Saturday Barry and I spent a luxurious two hours eating breakfast…unheard of for us! We drank two pots of tea, sitting and chatting, and finally we decided it was time to get on with our day.
A wonderful benefit to me of Barry becoming a Spalding MFA in Writing student is that he has writing deadlines. Which, of course, encourages me to write when he is writing.
Better yet, I have discovered a writing method called “Quick Write” that I will write a post about later. We have been indulging in them, and we had promised ourselves one this weekend. But.
But, when Barry asked if I was ready to write on Saturday, I said no. Yes, his face looks just the way yours does if you know how much I love to write. We were both afraid we were coming down with colds, and I just didn’t feel well all the way around. Writing was not appealing just then.
Also, the night before we had begun watching a documentary on Vermeer. Those of you who know that one of my life’s goals is to see all of Vermeer’s work will not be surprised that I really wanted to finish watching the documentary that I had fallen asleep trying to watch the night before.
Before we turned the program back on, I asked my dear husband if he minded if I applied my hair treatment so I could let it work its magic while we relaxed.
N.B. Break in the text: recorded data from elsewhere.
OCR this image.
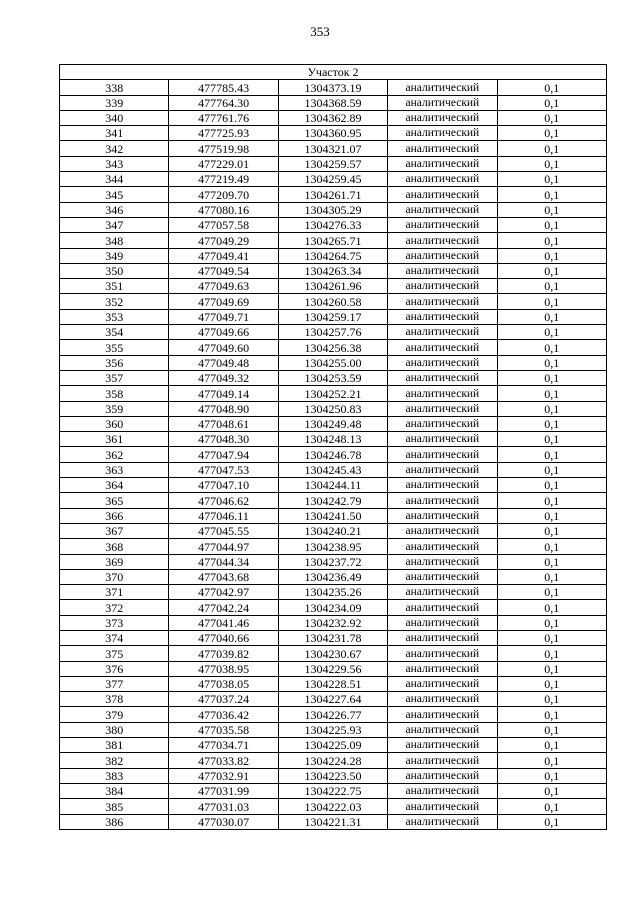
353
Участок 2				
338	477785.43	1304373.19	аналитический	0,1
339	477764.30	1304368.59	аналитический	0,1
340	477761.76	1304362.89	аналитический	0,1
341	477725.93	1304360.95	аналитический	0,1
342	477519.98	1304321.07	аналитический	0,1
343	477229.01	1304259.57	аналитический	0,1
344	477219.49	1304259.45	аналитический	0,1
345	477209.70	1304261.71	аналитический	0,1
346	477080.16	1304305.29	аналитический	0,1
347	477057.58	1304276.33	аналитический	0,1
348	477049.29	1304265.71	аналитический	0,1
349	477049.41	1304264.75	аналитический	0,1
350	477049.54	1304263.34	аналитический	0,1
351	477049.63	1304261.96	аналитический	0,1
352	477049.69	1304260.58	аналитический	0,1
353	477049.71	1304259.17	аналитический	0,1
354	477049.66	1304257.76	аналитический	0,1
355	477049.60	1304256.38	аналитический	0,1
356	477049.48	1304255.00	аналитический	0,1
357	477049.32	1304253.59	аналитический	0,1
358	477049.14	1304252.21	аналитический	0,1
359	477048.90	1304250.83	аналитический	0,1
360	477048.61	1304249.48	аналитический	0,1
361	477048.30	1304248.13	аналитический	0,1
362	477047.94	1304246.78	аналитический	0,1
363	477047.53	1304245.43	аналитический	0,1
364	477047.10	1304244.11	аналитический	0,1
365	477046.62	1304242.79	аналитический	0,1
366	477046.11	1304241.50	аналитический	0,1
367	477045.55	1304240.21	аналитический	0,1
368	477044.97	1304238.95	аналитический	0,1
369	477044.34	1304237.72	аналитический	0,1
370	477043.68	1304236.49	аналитический	0,1
371	477042.97	1304235.26	аналитический	0,1
372	477042.24	1304234.09	аналитический	0,1
373	477041.46	1304232.92	аналитический	0,1
374	477040.66	1304231.78	аналитический	0,1
375	477039.82	1304230.67	аналитический	0,1
376	477038.95	1304229.56	аналитический	0,1
377	477038.05	1304228.51	аналитический	0,1
378	477037.24	1304227.64	аналитический	0,1
379	477036.42	1304226.77	аналитический	0,1
380	477035.58	1304225.93	аналитический	0,1
381	477034.71	1304225.09	аналитический	0,1
382	477033.82	1304224.28	аналитический	0,1
383	477032.91	1304223.50	аналитический	0,1
384	477031.99	1304222.75	аналитический	0,1
385	477031.03	1304222.03	аналитический	0,1
386	477030.07	1304221.31	аналитический	0,1
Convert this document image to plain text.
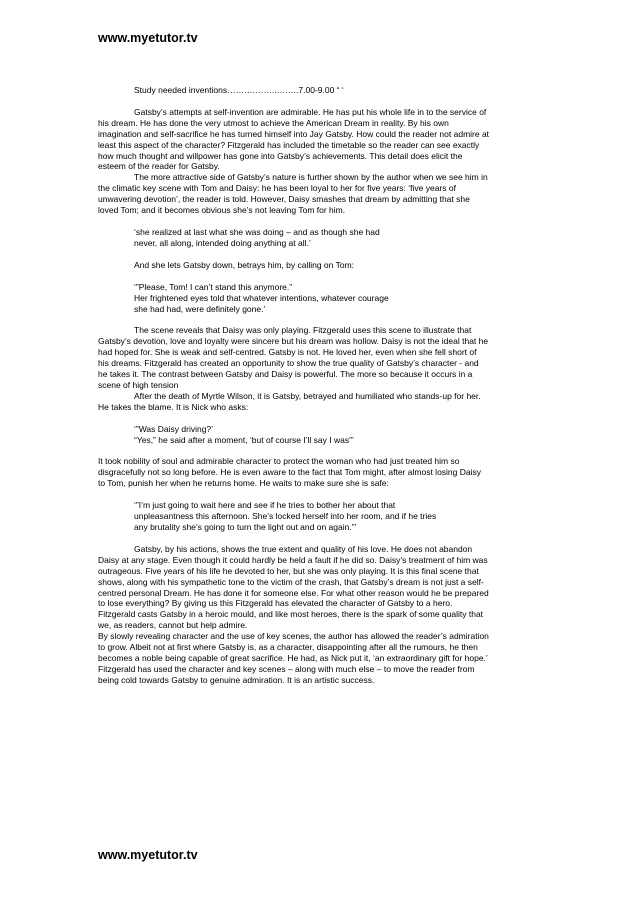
www.myetutor.tv
Study needed inventions……….……..……..7.00-9.00 “ ‘
Gatsby’s attempts at self-invention are admirable. He has put his whole life in to the service of
his dream. He has done the very utmost to achieve the American Dream in reality. By his own
imagination and self-sacrifice he has turned himself into Jay Gatsby. How could the reader not admire at
least this aspect of the character? Fitzgerald has included the timetable so the reader can see exactly
how much thought and willpower has gone into Gatsby’s achievements. This detail does elicit the
esteem of the reader for Gatsby.
The more attractive side of Gatsby’s nature is further shown by the author when we see him in
the climatic key scene with Tom and Daisy: he has been loyal to her for five years: ‘five years of
unwavering devotion’, the reader is told. However, Daisy smashes that dream by admitting that she
loved Tom; and it becomes obvious she’s not leaving Tom for him.
‘she realized at last what she was doing – and as though she had
never, all along, intended doing anything at all.’
And she lets Gatsby down, betrays him, by calling on Tom:
‘”Please, Tom! I can’t stand this anymore.”
Her frightened eyes told that whatever intentions, whatever courage
she had had, were definitely gone.’
The scene reveals that Daisy was only playing. Fitzgerald uses this scene to illustrate that
Gatsby’s devotion, love and loyalty were sincere but his dream was hollow. Daisy is not the ideal that he
had hoped for. She is weak and self-centred. Gatsby is not. He loved her, even when she fell short of
his dreams. Fitzgerald has created an opportunity to show the true quality of Gatsby’s character - and
he takes it. The contrast between Gatsby and Daisy is powerful. The more so because it occurs in a
scene of high tension
After the death of Myrtle Wilson, it is Gatsby, betrayed and humiliated who stands-up for her.
He takes the blame. It is Nick who asks:
‘”Was Daisy driving?’
“Yes,” he said after a moment, ‘but of course I’ll say I was”’
It took nobility of soul and admirable character to protect the woman who had just treated him so
disgracefully not so long before. He is even aware to the fact that Tom might, after almost losing Daisy
to Tom, punish her when he returns home. He waits to make sure she is safe:
‘”I’m just going to wait here and see if he tries to bother her about that
unpleasantness this afternoon. She’s locked herself into her room, and if he tries
any brutality she’s going to turn the light out and on again.”’
Gatsby, by his actions, shows the true extent and quality of his love. He does not abandon
Daisy at any stage. Even though it could hardly be held a fault if he did so. Daisy’s treatment of him was
outrageous. Five years of his life he devoted to her, but she was only playing. It is this final scene that
shows, along with his sympathetic tone to the victim of the crash, that Gatsby’s dream is not just a self-
centred personal Dream. He has done it for someone else. For what other reason would he be prepared
to lose everything? By giving us this Fitzgerald has elevated the character of Gatsby to a hero.
Fitzgerald casts Gatsby in a heroic mould, and like most heroes, there is the spark of some quality that
we, as readers, cannot but help admire.
By slowly revealing character and the use of key scenes, the author has allowed the reader’s admiration
to grow. Albeit not at first where Gatsby is, as a character, disappointing after all the rumours, he then
becomes a noble being capable of great sacrifice. He had, as Nick put it, ‘an extraordinary gift for hope.’
Fitzgerald has used the character and key scenes – along with much else – to move the reader from
being cold towards Gatsby to genuine admiration. It is an artistic success.
www.myetutor.tv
Of course we became so fascinated by the video that my hair “marinated” for probably an hour longer than it was meant to! It took two days to get my hair normal again. Thankfully I am not a priss about my hair. 🙂
Watching the Vermeer segment meant we rolled into the next one (hence the prolonged hair marinating), which featured the work not of the artist I am writing my novel about, but that of one of his influences. We were only a few minutes in when my eyes widened. Though I had known of the connection between the painters, it wasn’t until I saw the highlighted painting that I realized my painter HAD to have seen that painting.
In fact, I have been writing extensively about a painting that I now know I haven’t been seeing correctly at all because I didn’t know this new-to-me painting.
NOW I was ready, to write, or so I thought. While Barry did a Spalding assignment to free himself for a Quick Write, I wrote a brief outline of what the painting meant to me, what it meant to the artist’s work, and how I could prove it, if I could.
I should have been ready to write at that point, right? Except I wasn’t. This is where you have to dig down and ask yourself if you really shouldn’t be writing, or if you should press on.
When Barry set the timer I put my fingers to the keys and tried to write. About five minutes in I was fiddling with my phone, trying to pull up a photo of the painting. “Research,” I mumbled while he valiantly wrote on.
I wrote one scene, and then I felt as if I had finished what I had to say. I consulted my outline. I wrote a bit more. It was an effort. But finally, I realized that even though I wasn’t feeling it, what I was writing was important. It expressed some things about the artist that I hadn’t been able to articulate in the over two years I have been writing this novel.
I still wrote slowly, leisurely, compared to my usually feverish style.
The result wasn’t brilliant; it wasn’t polished, but when Barry called “Time,” I wasn’t totally embarrassed.
Honoring my process, allowing myself NOT to write when I didn’t want to, and yet pressing through when I really felt I should, opened a new door in my novel. I can’t wait to see where this goes.
As I always say, creative writing is not widget making. There are not definite steps to take to get out what you want to say. Please, honor your process. Whatever it is.